Theoretical approach
6 years

In the Netherlands children enter secondary school around the age of twelve and - depending on the level of education - graduate around the age of either sixteen, seventeen or eighteen.

Sondervick College provides education on all three of these levels.
In 2008 the school first started teaching TTO, meaning not just the regular Gymnasium and Athenaeum (where all subjects are taught in Dutch) can be followed, but also the bilingual variants (where in the first three years 70-75% of the subjects are taught in English instead of Dutch) can be followed.

== Management ==
Robert Tops

== History ==
=== Old Locations ===

The Sondervick College was founded in 1995 consisting of the following schools:
- The Anton van Duinkerkencollege for HAVO and VWO
- The Veldhof schoolcommunity for VBO and MAVO
- MAVO Koningshof
- MAVO Selsterhorst
- VSO De Stolberg

=== New Location ===

In 2007 the school moved to its new location: The Kempen Campus, consisting of the six buildings A to F and the adjacent athletics track and sports fields.

The school is housed in the buildings A, D, E and F.
The HAVO and VWO education is housed in A.
The VMBO education is housed in E and F.
Building D is the central building (Used by students of each level).
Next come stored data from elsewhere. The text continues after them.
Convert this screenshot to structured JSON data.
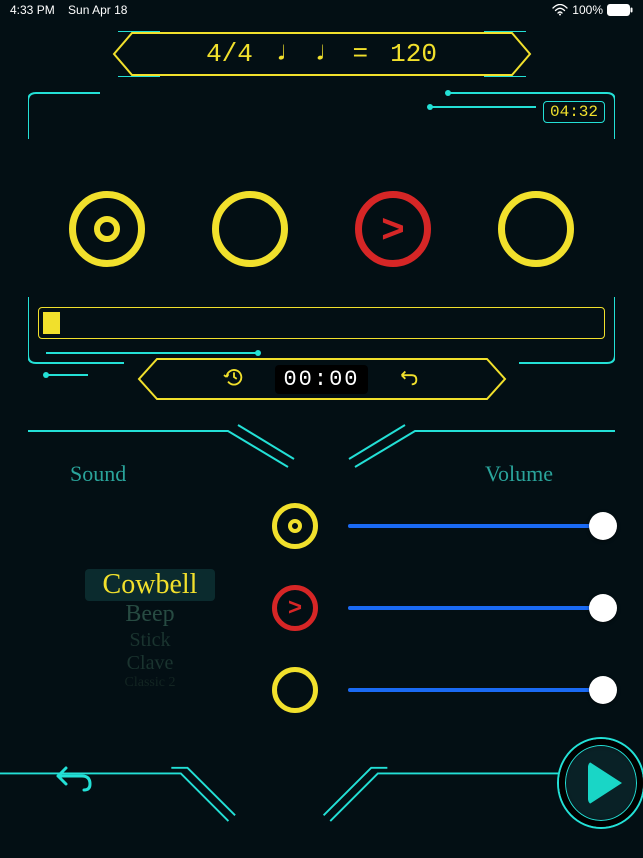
{
  "status": {
    "time": "4:33 PM",
    "date": "Sun Apr 18",
    "battery_pct": "100%"
  },
  "tempo": {
    "time_signature": "4/4",
    "note_glyph_1": "♩",
    "note_glyph_2": "♩",
    "equals": "=",
    "bpm": "120"
  },
  "session_time": "04:32",
  "beats": [
    {
      "variant": "yellow",
      "inner": "ring"
    },
    {
      "variant": "yellow",
      "inner": "none"
    },
    {
      "variant": "red",
      "inner": "accent"
    },
    {
      "variant": "yellow",
      "inner": "none"
    }
  ],
  "progress_pct": 3,
  "timer_display": "00:00",
  "labels": {
    "sound": "Sound",
    "volume": "Volume"
  },
  "sound_picker": {
    "items": [
      "Cowbell",
      "Beep",
      "Stick",
      "Clave",
      "Classic 2"
    ],
    "focus_index": 0
  },
  "volumes": [
    {
      "icon": "accent-ring",
      "pct": 100
    },
    {
      "icon": "accent-gt",
      "pct": 100
    },
    {
      "icon": "plain",
      "pct": 100
    }
  ]
}
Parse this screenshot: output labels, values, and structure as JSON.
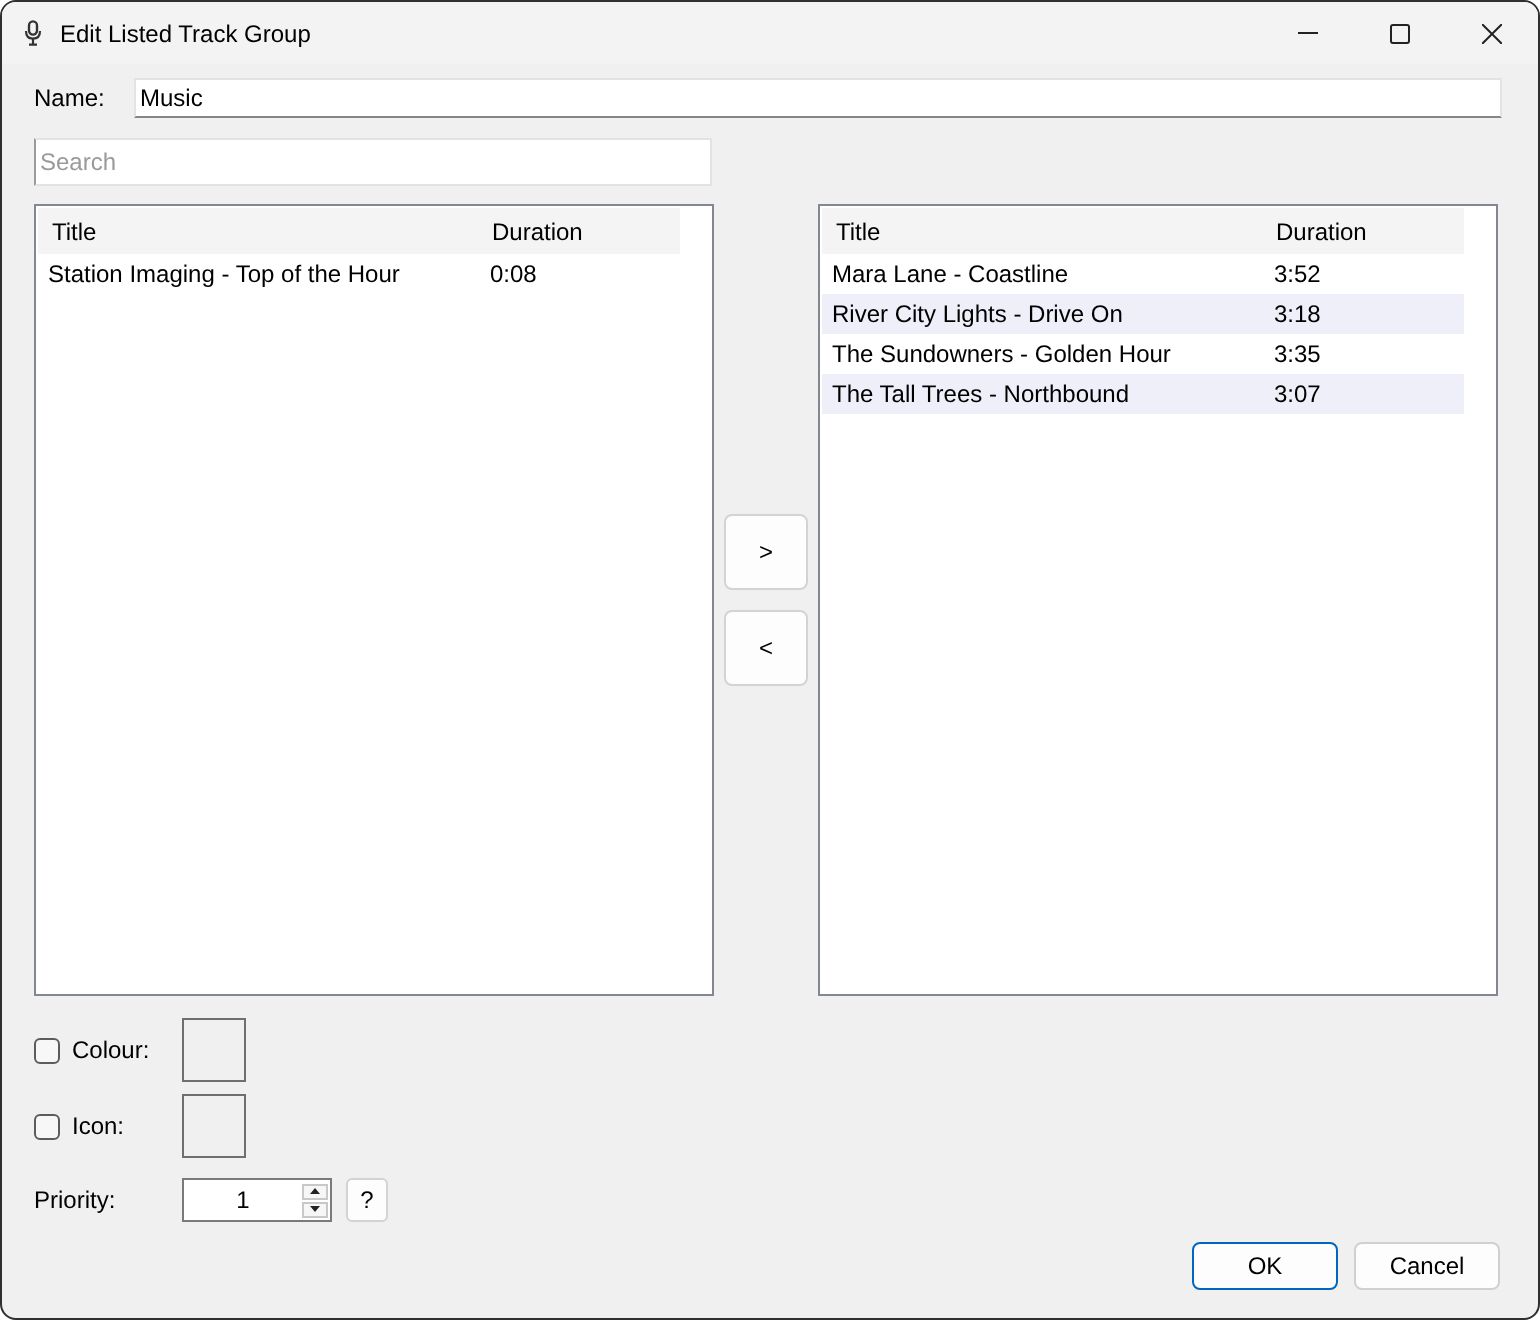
{
  "window": {
    "title": "Edit Listed Track Group"
  },
  "name_field": {
    "label": "Name:",
    "value": "Music"
  },
  "search": {
    "placeholder": "Search"
  },
  "available_tracks": {
    "columns": [
      "Title",
      "Duration"
    ],
    "rows": [
      {
        "title": "Station Imaging - Top of the Hour",
        "duration": "0:08"
      }
    ]
  },
  "move_buttons": [
    ">",
    "<"
  ],
  "group_tracks": {
    "columns": [
      "Title",
      "Duration"
    ],
    "rows": [
      {
        "title": "Mara Lane - Coastline",
        "duration": "3:52"
      },
      {
        "title": "River City Lights - Drive On",
        "duration": "3:18"
      },
      {
        "title": "The Sundowners - Golden Hour",
        "duration": "3:35"
      },
      {
        "title": "The Tall Trees - Northbound",
        "duration": "3:07"
      }
    ]
  },
  "options": [
    {
      "label": "Colour:",
      "checked": false
    },
    {
      "label": "Icon:",
      "checked": false
    }
  ],
  "priority": {
    "label": "Priority:",
    "value": "1",
    "help_button": "?"
  },
  "buttons": [
    {
      "label": "OK",
      "default": true
    },
    {
      "label": "Cancel",
      "default": false
    }
  ]
}
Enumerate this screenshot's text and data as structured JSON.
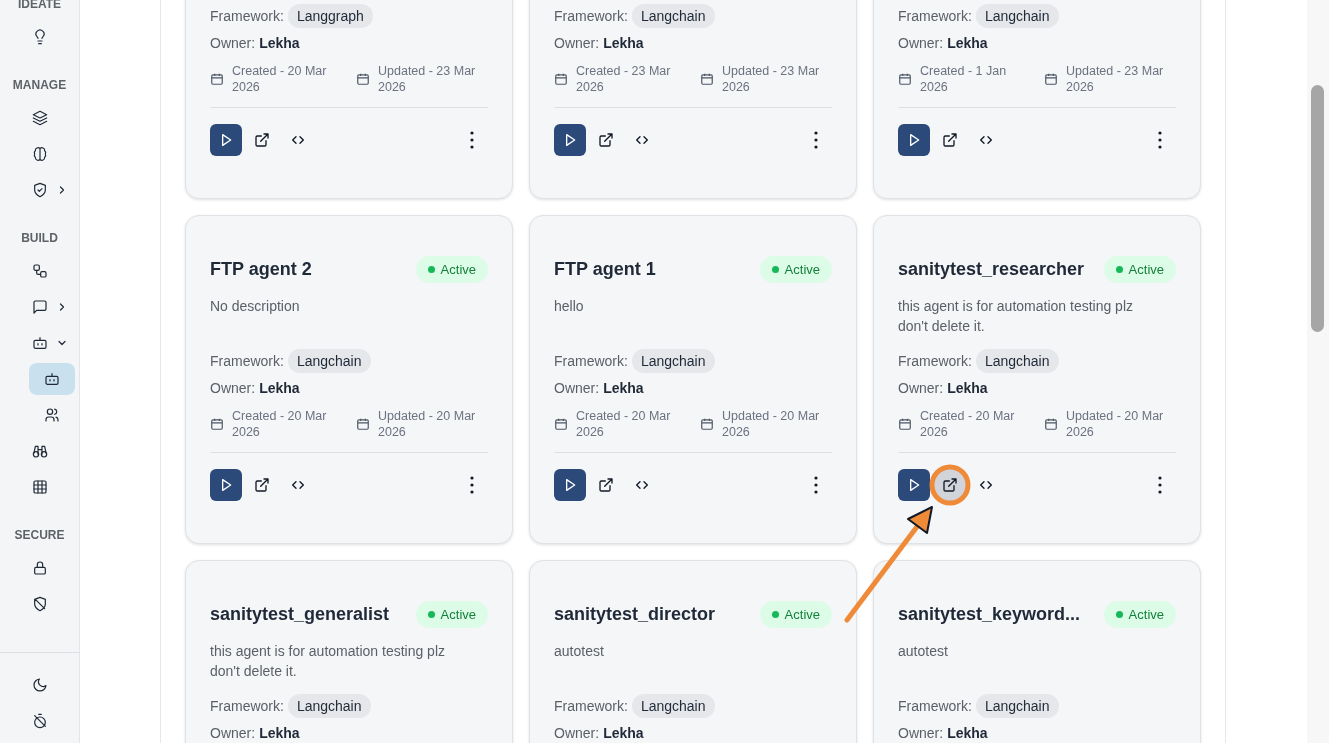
{
  "sidebar": {
    "sections": [
      {
        "label": "IDEATE",
        "items": [
          {
            "selected": false
          }
        ]
      },
      {
        "label": "MANAGE",
        "items": [
          {
            "selected": false
          },
          {
            "selected": false
          },
          {
            "selected": false,
            "expanded": false
          }
        ]
      },
      {
        "label": "BUILD",
        "items": [
          {
            "selected": false
          },
          {
            "selected": false,
            "expanded": false
          },
          {
            "selected": false,
            "expanded": true,
            "children": [
              {
                "selected": true
              },
              {
                "selected": false
              }
            ]
          },
          {
            "selected": false
          },
          {
            "selected": false
          }
        ]
      },
      {
        "label": "SECURE",
        "items": [
          {
            "selected": false
          },
          {
            "selected": false
          }
        ]
      }
    ],
    "footer_items": [
      {
        "selected": false
      },
      {
        "selected": false
      }
    ]
  },
  "agents": [
    {
      "framework": "Langgraph",
      "owner_label": "Owner:",
      "owner": "Lekha",
      "framework_label": "Framework:",
      "created": "Created - 20 Mar 2026",
      "updated": "Updated - 23 Mar 2026"
    },
    {
      "framework": "Langchain",
      "owner_label": "Owner:",
      "owner": "Lekha",
      "framework_label": "Framework:",
      "created": "Created - 23 Mar 2026",
      "updated": "Updated - 23 Mar 2026"
    },
    {
      "framework": "Langchain",
      "owner_label": "Owner:",
      "owner": "Lekha",
      "framework_label": "Framework:",
      "created": "Created - 1 Jan 2026",
      "updated": "Updated - 23 Mar 2026"
    },
    {
      "title": "FTP agent 2",
      "status": "Active",
      "status_active": true,
      "description": "No description",
      "framework_label": "Framework:",
      "framework": "Langchain",
      "owner_label": "Owner:",
      "owner": "Lekha",
      "created": "Created - 20 Mar 2026",
      "updated": "Updated - 20 Mar 2026"
    },
    {
      "title": "FTP agent 1",
      "status": "Active",
      "status_active": true,
      "description": "hello",
      "framework_label": "Framework:",
      "framework": "Langchain",
      "owner_label": "Owner:",
      "owner": "Lekha",
      "created": "Created - 20 Mar 2026",
      "updated": "Updated - 20 Mar 2026"
    },
    {
      "title": "sanitytest_researcher",
      "status": "Active",
      "status_active": true,
      "description": "this agent is for automation testing plz don't delete it.",
      "framework_label": "Framework:",
      "framework": "Langchain",
      "owner_label": "Owner:",
      "owner": "Lekha",
      "created": "Created - 20 Mar 2026",
      "updated": "Updated - 20 Mar 2026",
      "annotated": true
    },
    {
      "title": "sanitytest_generalist",
      "status": "Active",
      "status_active": true,
      "description": "this agent is for automation testing plz don't delete it.",
      "framework_label": "Framework:",
      "framework": "Langchain",
      "owner_label": "Owner:",
      "owner": "Lekha"
    },
    {
      "title": "sanitytest_director",
      "status": "Active",
      "status_active": true,
      "description": "autotest",
      "framework_label": "Framework:",
      "framework": "Langchain",
      "owner_label": "Owner:",
      "owner": "Lekha"
    },
    {
      "title": "sanitytest_keyword...",
      "status": "Active",
      "status_active": true,
      "description": "autotest",
      "framework_label": "Framework:",
      "framework": "Langchain",
      "owner_label": "Owner:",
      "owner": "Lekha"
    }
  ]
}
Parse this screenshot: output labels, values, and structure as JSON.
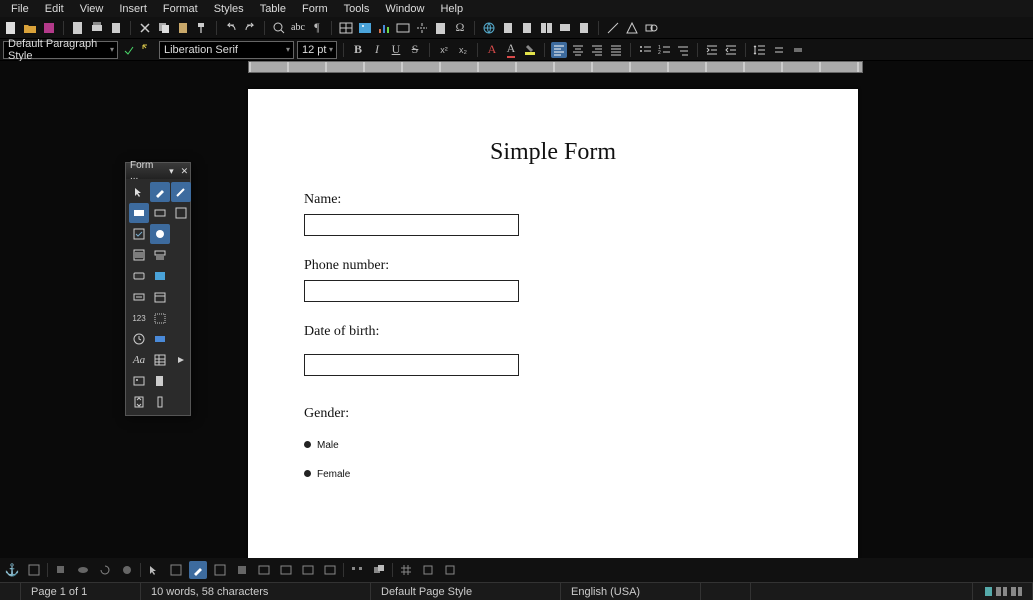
{
  "menu": [
    "File",
    "Edit",
    "View",
    "Insert",
    "Format",
    "Styles",
    "Table",
    "Form",
    "Tools",
    "Window",
    "Help"
  ],
  "style_combo": "Default Paragraph Style",
  "font_name": "Liberation Serif",
  "font_size": "12 pt",
  "form_panel_title": "Form ...",
  "document": {
    "title": "Simple Form",
    "label_name": "Name:",
    "label_phone": "Phone number:",
    "label_dob": "Date of birth:",
    "label_gender": "Gender:",
    "opt_male": "Male",
    "opt_female": "Female"
  },
  "status": {
    "page": "Page 1 of 1",
    "wordcount": "10 words, 58 characters",
    "pagestyle": "Default Page Style",
    "language": "English (USA)"
  }
}
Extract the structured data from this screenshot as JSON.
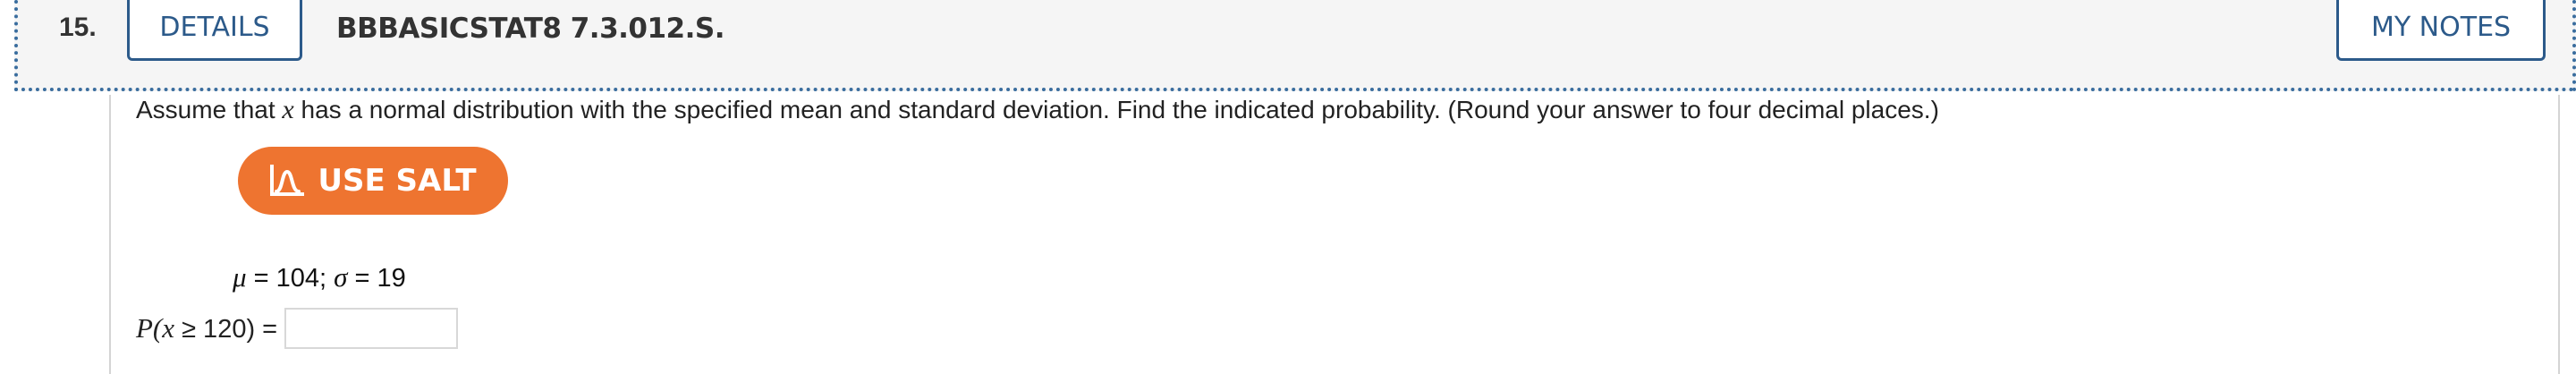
{
  "header": {
    "question_number": "15.",
    "details_label": "DETAILS",
    "reference": "BBBASICSTAT8 7.3.012.S.",
    "my_notes_label": "MY NOTES"
  },
  "question": {
    "prompt_before_var": "Assume that ",
    "prompt_var": "x",
    "prompt_after_var": " has a normal distribution with the specified mean and standard deviation. Find the indicated probability. (Round your answer to four decimal places.)",
    "salt_button_label": "USE SALT",
    "mu_symbol": "μ",
    "mu_value": " = 104; ",
    "sigma_symbol": "σ",
    "sigma_value": " = 19",
    "prob_open": "P(",
    "prob_var": "x",
    "prob_rest": " ≥ 120) =",
    "answer_value": ""
  },
  "colors": {
    "accent": "#2c5a8a",
    "salt_orange": "#ee7430",
    "header_bg": "#f5f5f5"
  },
  "icons": {
    "salt": "bell-curve-icon"
  }
}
It includes a big canteen, a stage for school events and special classrooms for subjects as music, drama, handicraft and art.

The buildings B and C house indoor sports facilities like a gym, fitness room and gymnastics hall. These buildings, as well as the athletics track and sports fields, are used by not only the school (for Physical Education) but also by various sports clubs.